Most intracellular sensors are made from hard plastics (polymers). The plastic is formed into solid, nanometer-sized, BB-like beads, which are doped with chemicals. These chemicals make them sensitive to a variety of ions and molecules. But scientists can only detect intracellular compounds that react optically with these chemicals.
Current biological sensors have several other drawbacks. Imaging dyes and proteins, fiber optics sensors, and coated nano-sized beads can disrupt cellular processes. In addition, they sometimes break down chemically or can be toxic. They also can't reveal the kinds of chemical processes occurring or their rates of reaction in real time. And they can't detect large molecules, such as proteins.

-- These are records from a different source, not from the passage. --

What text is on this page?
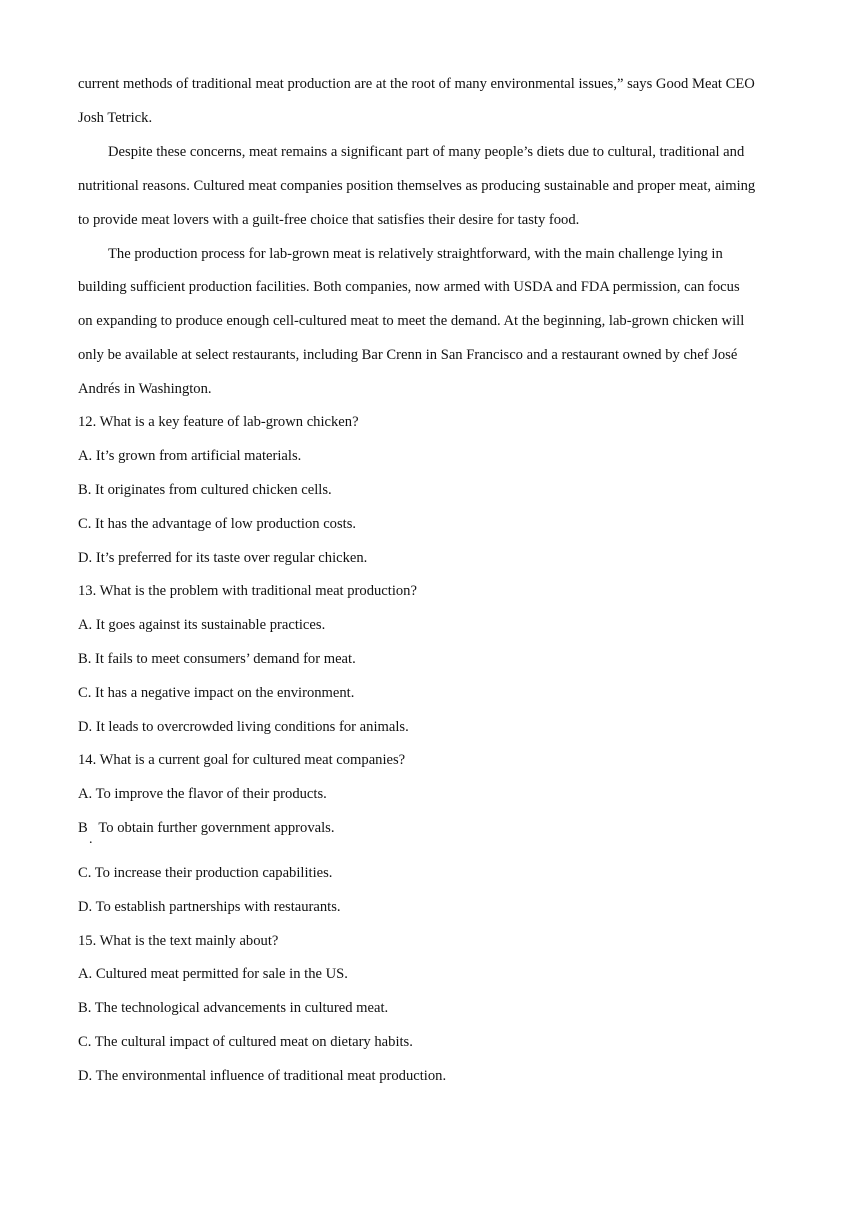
current methods of traditional meat production are at the root of many environmental issues,” says Good Meat CEO
Josh Tetrick.
Despite these concerns, meat remains a significant part of many people’s diets due to cultural, traditional and
nutritional reasons. Cultured meat companies position themselves as producing sustainable and proper meat, aiming
to provide meat lovers with a guilt-free choice that satisfies their desire for tasty food.
The production process for lab-grown meat is relatively straightforward, with the main challenge lying in
building sufficient production facilities. Both companies, now armed with USDA and FDA permission, can focus
on expanding to produce enough cell-cultured meat to meet the demand. At the beginning, lab-grown chicken will
only be available at select restaurants, including Bar Crenn in San Francisco and a restaurant owned by chef José
Andrés in Washington.
12. What is a key feature of lab-grown chicken?
A. It’s grown from artificial materials.
B. It originates from cultured chicken cells.
C. It has the advantage of low production costs.
D. It’s preferred for its taste over regular chicken.
13. What is the problem with traditional meat production?
A. It goes against its sustainable practices.
B. It fails to meet consumers’ demand for meat.
C. It has a negative impact on the environment.
D. It leads to overcrowded living conditions for animals.
14. What is a current goal for cultured meat companies?
A. To improve the flavor of their products.
B   To obtain further government approvals.
.
C. To increase their production capabilities.
D. To establish partnerships with restaurants.
15. What is the text mainly about?
A. Cultured meat permitted for sale in the US.
B. The technological advancements in cultured meat.
C. The cultural impact of cultured meat on dietary habits.
D. The environmental influence of traditional meat production.
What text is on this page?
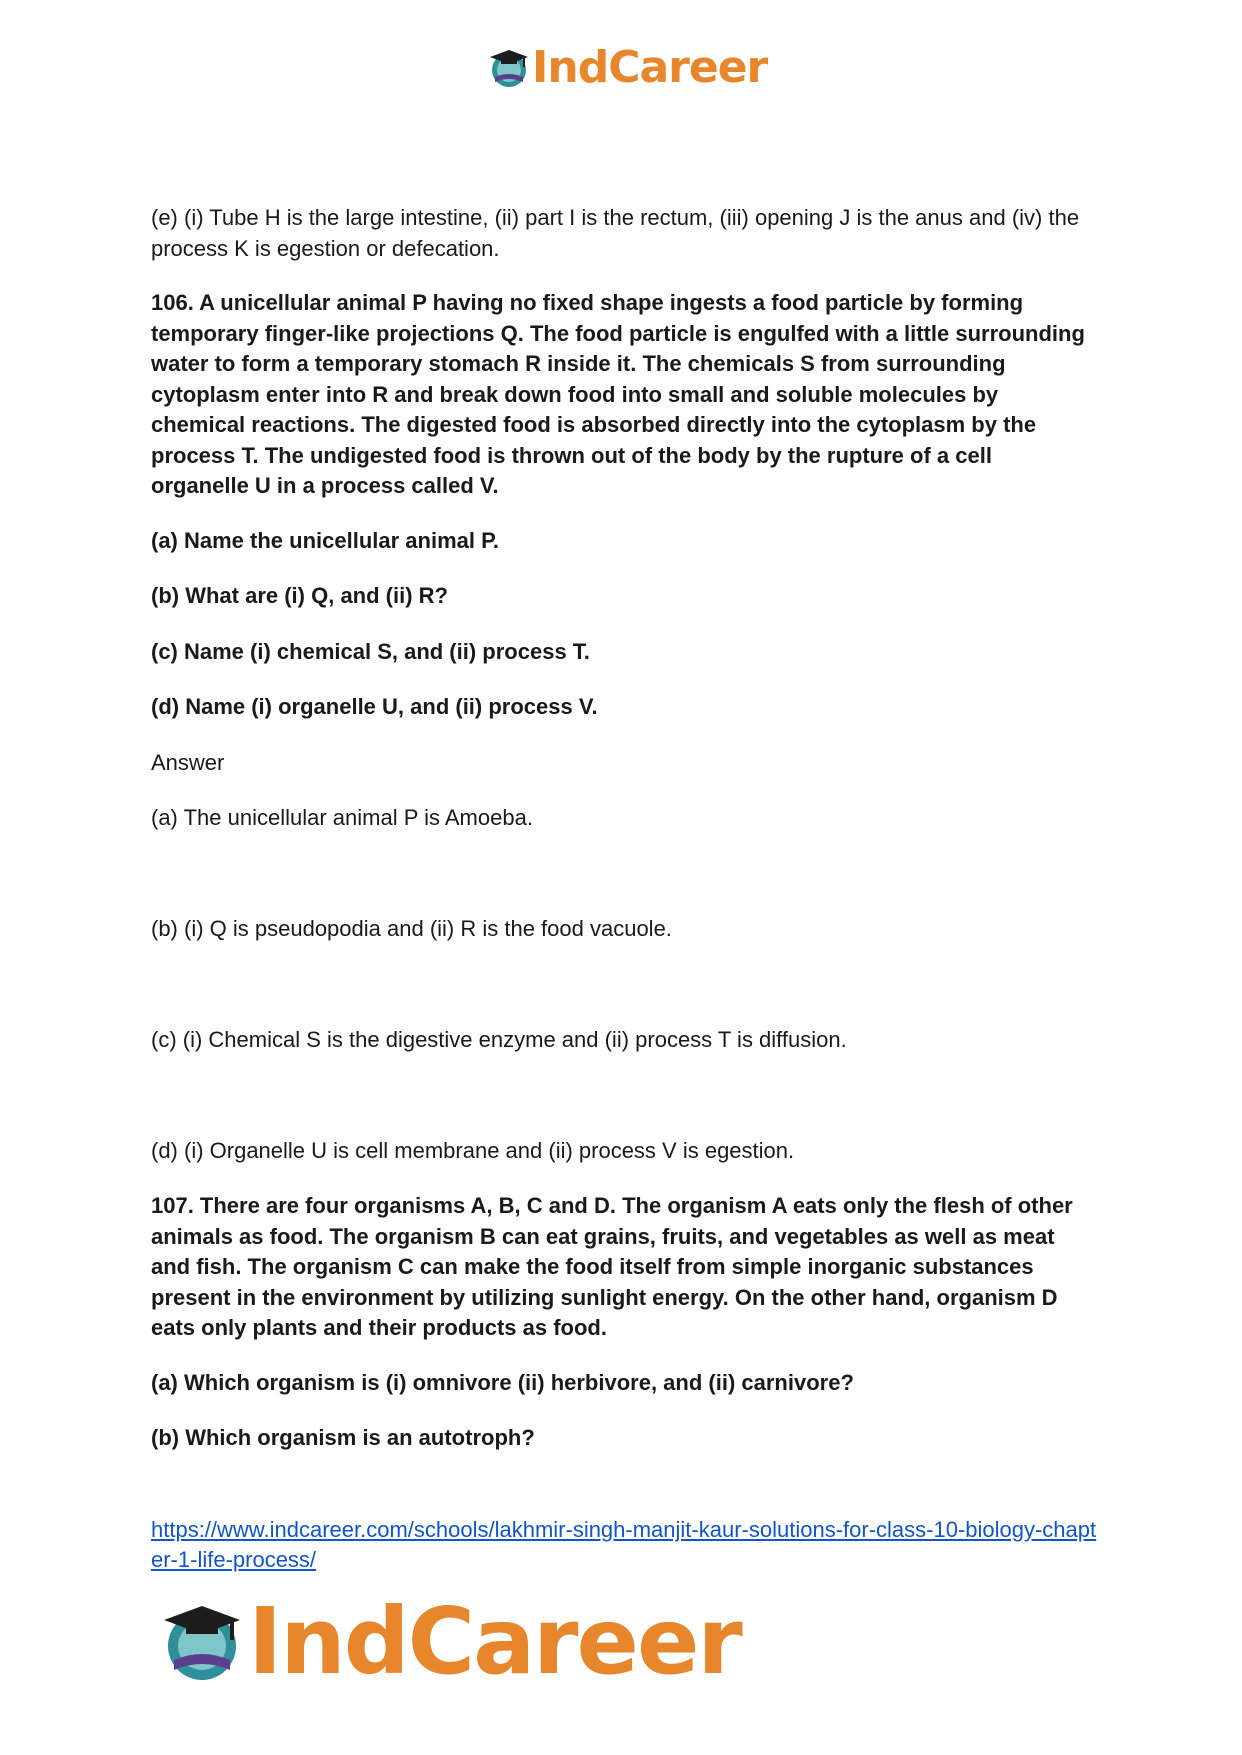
IndCareer

(e) (i) Tube H is the large intestine, (ii) part I is the rectum, (iii) opening J is the anus and (iv) the process K is egestion or defecation.

106. A unicellular animal P having no fixed shape ingests a food particle by forming temporary finger-like projections Q. The food particle is engulfed with a little surrounding water to form a temporary stomach R inside it. The chemicals S from surrounding cytoplasm enter into R and break down food into small and soluble molecules by chemical reactions. The digested food is absorbed directly into the cytoplasm by the process T. The undigested food is thrown out of the body by the rupture of a cell organelle U in a process called V.

(a) Name the unicellular animal P.

(b) What are (i) Q, and (ii) R?

(c) Name (i) chemical S, and (ii) process T.

(d) Name (i) organelle U, and (ii) process V.

Answer

(a) The unicellular animal P is Amoeba.

(b) (i) Q is pseudopodia and (ii) R is the food vacuole.

(c) (i) Chemical S is the digestive enzyme and (ii) process T is diffusion.

(d) (i) Organelle U is cell membrane and (ii) process V is egestion.

107. There are four organisms A, B, C and D. The organism A eats only the flesh of other animals as food. The organism B can eat grains, fruits, and vegetables as well as meat and fish. The organism C can make the food itself from simple inorganic substances present in the environment by utilizing sunlight energy. On the other hand, organism D eats only plants and their products as food.

(a) Which organism is (i) omnivore (ii) herbivore, and (ii) carnivore?

(b) Which organism is an autotroph?

https://www.indcareer.com/schools/lakhmir-singh-manjit-kaur-solutions-for-class-10-biology-chapter-1-life-process/
IndCareer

"Our new technology takes advantage of some very specific and useful biology," said UA chemist Craig Aspinwall. "It's the ability of ions, molecules or groups of molecules to interact with certain proteins. We can use those proteins to report the presence of specific ions and molecules."
Aspinwall takes an unconventional approach to constructing tiny devices that safely transport and hold these proteins within a cell.

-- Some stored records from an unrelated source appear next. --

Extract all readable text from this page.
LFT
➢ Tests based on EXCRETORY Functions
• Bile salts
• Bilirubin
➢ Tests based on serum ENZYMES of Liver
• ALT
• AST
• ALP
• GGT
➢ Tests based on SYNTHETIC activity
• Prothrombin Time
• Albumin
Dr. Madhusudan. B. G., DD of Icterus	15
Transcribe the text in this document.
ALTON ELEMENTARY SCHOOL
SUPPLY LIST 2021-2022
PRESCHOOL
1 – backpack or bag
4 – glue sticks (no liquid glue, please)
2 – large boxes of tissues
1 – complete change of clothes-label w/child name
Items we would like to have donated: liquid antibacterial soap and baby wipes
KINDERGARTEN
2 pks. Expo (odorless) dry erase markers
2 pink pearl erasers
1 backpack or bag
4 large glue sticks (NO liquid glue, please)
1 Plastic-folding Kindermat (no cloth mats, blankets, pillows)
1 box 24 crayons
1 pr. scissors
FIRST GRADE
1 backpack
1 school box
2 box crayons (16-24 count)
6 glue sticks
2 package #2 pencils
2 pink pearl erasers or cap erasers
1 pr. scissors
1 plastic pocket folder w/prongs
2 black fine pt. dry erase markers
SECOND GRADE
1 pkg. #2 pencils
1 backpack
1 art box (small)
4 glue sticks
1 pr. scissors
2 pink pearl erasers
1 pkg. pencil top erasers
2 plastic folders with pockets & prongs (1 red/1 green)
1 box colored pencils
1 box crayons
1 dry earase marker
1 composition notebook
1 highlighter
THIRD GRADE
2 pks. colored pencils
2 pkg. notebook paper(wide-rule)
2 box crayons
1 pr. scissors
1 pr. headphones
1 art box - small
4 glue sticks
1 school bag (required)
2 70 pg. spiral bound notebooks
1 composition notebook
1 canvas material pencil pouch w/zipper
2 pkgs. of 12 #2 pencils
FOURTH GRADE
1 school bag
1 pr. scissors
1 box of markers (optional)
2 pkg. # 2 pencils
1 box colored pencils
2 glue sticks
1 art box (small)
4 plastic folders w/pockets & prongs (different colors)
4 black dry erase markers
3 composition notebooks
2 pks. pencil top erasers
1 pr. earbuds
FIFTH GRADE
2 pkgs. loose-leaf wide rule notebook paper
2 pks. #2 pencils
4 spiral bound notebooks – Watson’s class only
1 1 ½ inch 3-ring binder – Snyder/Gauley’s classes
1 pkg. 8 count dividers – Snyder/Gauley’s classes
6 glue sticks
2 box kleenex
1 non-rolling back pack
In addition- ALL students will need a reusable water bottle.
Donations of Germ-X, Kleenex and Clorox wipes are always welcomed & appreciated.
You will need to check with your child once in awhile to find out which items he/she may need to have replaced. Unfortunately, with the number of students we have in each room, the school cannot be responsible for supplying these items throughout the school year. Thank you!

He starts by making nanometer-sized hollow shells of phospholipids that self-assemble. The self-assembled phospholipids are then "polymerized," or chemically linked, to form the sensors. Since phospholipids are the major component of cell membranes, they are biocompatible. A hundred can be released inside a cell without affecting cellular functions. The shells' hollow shape allows them to safely hold water-soluble — or even toxic — indicator dyes and enzymes that can be used to ferret out the details of chemistry inside living cells.

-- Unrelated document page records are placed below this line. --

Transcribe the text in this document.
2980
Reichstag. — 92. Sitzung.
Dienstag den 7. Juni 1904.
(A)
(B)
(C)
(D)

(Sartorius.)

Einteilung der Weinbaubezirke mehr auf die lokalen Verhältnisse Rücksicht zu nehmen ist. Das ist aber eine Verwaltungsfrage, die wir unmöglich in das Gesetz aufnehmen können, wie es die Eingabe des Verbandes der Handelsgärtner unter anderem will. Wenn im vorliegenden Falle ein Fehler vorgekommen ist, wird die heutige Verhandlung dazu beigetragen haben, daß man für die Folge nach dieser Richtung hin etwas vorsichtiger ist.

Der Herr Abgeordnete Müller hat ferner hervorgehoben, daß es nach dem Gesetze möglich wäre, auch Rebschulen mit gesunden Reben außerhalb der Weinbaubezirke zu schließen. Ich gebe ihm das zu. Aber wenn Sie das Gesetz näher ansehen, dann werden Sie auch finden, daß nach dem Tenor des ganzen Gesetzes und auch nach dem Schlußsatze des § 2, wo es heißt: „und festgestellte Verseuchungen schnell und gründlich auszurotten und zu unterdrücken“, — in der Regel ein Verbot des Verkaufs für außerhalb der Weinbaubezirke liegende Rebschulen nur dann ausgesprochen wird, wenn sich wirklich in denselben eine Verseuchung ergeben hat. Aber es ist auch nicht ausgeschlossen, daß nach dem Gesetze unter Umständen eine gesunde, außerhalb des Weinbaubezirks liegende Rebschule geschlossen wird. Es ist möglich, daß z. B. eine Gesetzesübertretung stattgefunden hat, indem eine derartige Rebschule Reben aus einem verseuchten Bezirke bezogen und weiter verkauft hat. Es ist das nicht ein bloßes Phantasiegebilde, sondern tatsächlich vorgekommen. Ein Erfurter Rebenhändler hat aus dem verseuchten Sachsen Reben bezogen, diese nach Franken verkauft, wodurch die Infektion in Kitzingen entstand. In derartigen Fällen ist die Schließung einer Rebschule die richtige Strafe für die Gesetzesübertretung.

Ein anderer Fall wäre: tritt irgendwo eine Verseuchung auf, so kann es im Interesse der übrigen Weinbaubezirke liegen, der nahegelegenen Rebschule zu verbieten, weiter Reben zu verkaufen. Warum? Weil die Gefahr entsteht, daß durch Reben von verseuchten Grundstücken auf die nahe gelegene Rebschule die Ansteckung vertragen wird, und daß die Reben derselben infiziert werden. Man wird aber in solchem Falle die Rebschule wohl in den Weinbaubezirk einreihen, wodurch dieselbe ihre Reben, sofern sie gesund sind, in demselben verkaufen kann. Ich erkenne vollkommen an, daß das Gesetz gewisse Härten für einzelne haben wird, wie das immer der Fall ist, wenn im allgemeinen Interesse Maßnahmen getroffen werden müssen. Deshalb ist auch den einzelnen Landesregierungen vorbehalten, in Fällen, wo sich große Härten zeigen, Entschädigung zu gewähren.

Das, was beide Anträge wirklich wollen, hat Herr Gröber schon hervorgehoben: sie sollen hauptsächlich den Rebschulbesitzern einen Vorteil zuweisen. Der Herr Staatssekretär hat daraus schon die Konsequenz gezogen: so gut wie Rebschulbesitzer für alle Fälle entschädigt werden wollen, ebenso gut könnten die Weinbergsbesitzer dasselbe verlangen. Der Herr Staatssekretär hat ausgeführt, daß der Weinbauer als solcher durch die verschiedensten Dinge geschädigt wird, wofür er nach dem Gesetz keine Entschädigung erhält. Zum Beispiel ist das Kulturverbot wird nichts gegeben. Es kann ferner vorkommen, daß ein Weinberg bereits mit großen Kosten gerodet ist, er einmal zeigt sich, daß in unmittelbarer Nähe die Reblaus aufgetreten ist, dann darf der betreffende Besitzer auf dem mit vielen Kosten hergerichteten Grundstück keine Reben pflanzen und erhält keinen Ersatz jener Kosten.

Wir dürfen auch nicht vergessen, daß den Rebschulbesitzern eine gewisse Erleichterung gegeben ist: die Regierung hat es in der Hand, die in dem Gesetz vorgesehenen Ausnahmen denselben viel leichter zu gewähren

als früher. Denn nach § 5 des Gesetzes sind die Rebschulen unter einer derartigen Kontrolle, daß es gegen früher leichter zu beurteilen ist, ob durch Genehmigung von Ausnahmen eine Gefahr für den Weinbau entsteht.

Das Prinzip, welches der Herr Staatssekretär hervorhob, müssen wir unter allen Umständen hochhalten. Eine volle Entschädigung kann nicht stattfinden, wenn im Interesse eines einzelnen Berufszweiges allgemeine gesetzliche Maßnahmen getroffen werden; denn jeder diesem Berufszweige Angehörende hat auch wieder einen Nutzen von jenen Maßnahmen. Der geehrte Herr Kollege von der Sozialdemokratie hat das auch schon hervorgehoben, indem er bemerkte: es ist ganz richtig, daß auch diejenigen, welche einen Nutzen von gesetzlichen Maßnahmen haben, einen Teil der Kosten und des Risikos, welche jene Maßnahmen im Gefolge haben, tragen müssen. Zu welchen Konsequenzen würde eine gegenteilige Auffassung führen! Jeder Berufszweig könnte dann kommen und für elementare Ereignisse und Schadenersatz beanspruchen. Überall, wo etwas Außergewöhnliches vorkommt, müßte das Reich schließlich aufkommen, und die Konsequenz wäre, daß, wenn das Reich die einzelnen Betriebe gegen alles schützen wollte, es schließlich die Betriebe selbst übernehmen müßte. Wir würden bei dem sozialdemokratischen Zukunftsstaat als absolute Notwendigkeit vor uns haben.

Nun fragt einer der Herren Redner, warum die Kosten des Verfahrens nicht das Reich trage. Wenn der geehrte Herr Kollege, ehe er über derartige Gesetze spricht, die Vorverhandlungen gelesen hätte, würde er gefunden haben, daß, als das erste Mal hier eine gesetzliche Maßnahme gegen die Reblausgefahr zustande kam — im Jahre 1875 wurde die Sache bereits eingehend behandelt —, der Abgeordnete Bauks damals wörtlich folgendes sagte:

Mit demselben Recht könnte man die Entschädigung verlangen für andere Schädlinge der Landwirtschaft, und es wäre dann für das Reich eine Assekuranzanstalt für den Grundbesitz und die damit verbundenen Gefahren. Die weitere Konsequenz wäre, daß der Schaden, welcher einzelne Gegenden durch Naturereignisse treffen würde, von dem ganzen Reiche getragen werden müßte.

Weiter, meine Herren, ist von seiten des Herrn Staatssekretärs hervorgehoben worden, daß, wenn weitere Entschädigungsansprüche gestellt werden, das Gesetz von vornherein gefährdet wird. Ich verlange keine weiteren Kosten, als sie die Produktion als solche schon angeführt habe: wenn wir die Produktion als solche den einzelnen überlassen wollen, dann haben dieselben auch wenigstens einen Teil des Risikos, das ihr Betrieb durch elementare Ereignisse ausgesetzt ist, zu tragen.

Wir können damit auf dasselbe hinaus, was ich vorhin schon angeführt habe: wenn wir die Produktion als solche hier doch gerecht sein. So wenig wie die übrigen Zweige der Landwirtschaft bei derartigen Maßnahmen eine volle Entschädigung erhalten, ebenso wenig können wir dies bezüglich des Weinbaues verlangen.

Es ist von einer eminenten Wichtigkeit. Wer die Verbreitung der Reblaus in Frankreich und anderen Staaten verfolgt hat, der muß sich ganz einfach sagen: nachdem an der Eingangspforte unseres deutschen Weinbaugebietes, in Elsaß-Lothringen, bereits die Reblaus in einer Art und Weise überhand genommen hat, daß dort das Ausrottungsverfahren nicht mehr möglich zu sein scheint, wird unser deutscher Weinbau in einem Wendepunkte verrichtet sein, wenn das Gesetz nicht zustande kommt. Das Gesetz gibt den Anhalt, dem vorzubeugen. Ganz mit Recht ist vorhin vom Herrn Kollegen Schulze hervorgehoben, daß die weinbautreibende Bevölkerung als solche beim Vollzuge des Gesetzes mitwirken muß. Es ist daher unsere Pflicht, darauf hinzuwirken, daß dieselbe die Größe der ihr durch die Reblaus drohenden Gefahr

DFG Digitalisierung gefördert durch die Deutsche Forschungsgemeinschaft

In short, chemists can select proteins that interact with specific ions, molecules or groups of molecules, stick them into nanoshell membranes, and send them inside the cell to sniff out specific substances.
"What we're trying to do at this point is incorporate ion channels as detectors," Aspinwall said. An ion channel is a molecule that moves a specific kind of ion by opening or closing in response to the presence of that ion or certain other chemicals. When that ion or these chemicals move through the ion channel into the nanoshell, it modifies the ion channel protein. Scientists can detect that change by a variety of techniques.
Aspinwall's group has monitored oxygen using the new sensor, and his team is also constructing a glucose sensor, which may help in fighting diabetes.
"Anything that interacts with a membrane protein or anything that can be transported by a membrane protein is a potential target," Aspinwall said. "This opens up an entirely new world of molecules that chemists can look at."
"What really makes our sensors novel is that, to my knowledge, we are the only group working with a functional, polymerized lipid," Aspinwall said. "There is no commercially available product like this. It has to be synthesized on this campus."
The late David O'Brien, who was also a UA chemist, laid the groundwork for this new technology when he began making self-assembing lipid polymers in his laboratory a decade ago. UA chemists working in his lab have created chemically and environmentally stable polymer lipids, which have made Aspinwall's research possible.
These bio-friendly polymers can be exposed to chemicals and radiation, dehydrated and rehydrated, heated, or stored for long periods of time, yet remain intact.
Aspinwall will discuss this new technology today at the American Chemical Society national meeting in Anaheim, Calif.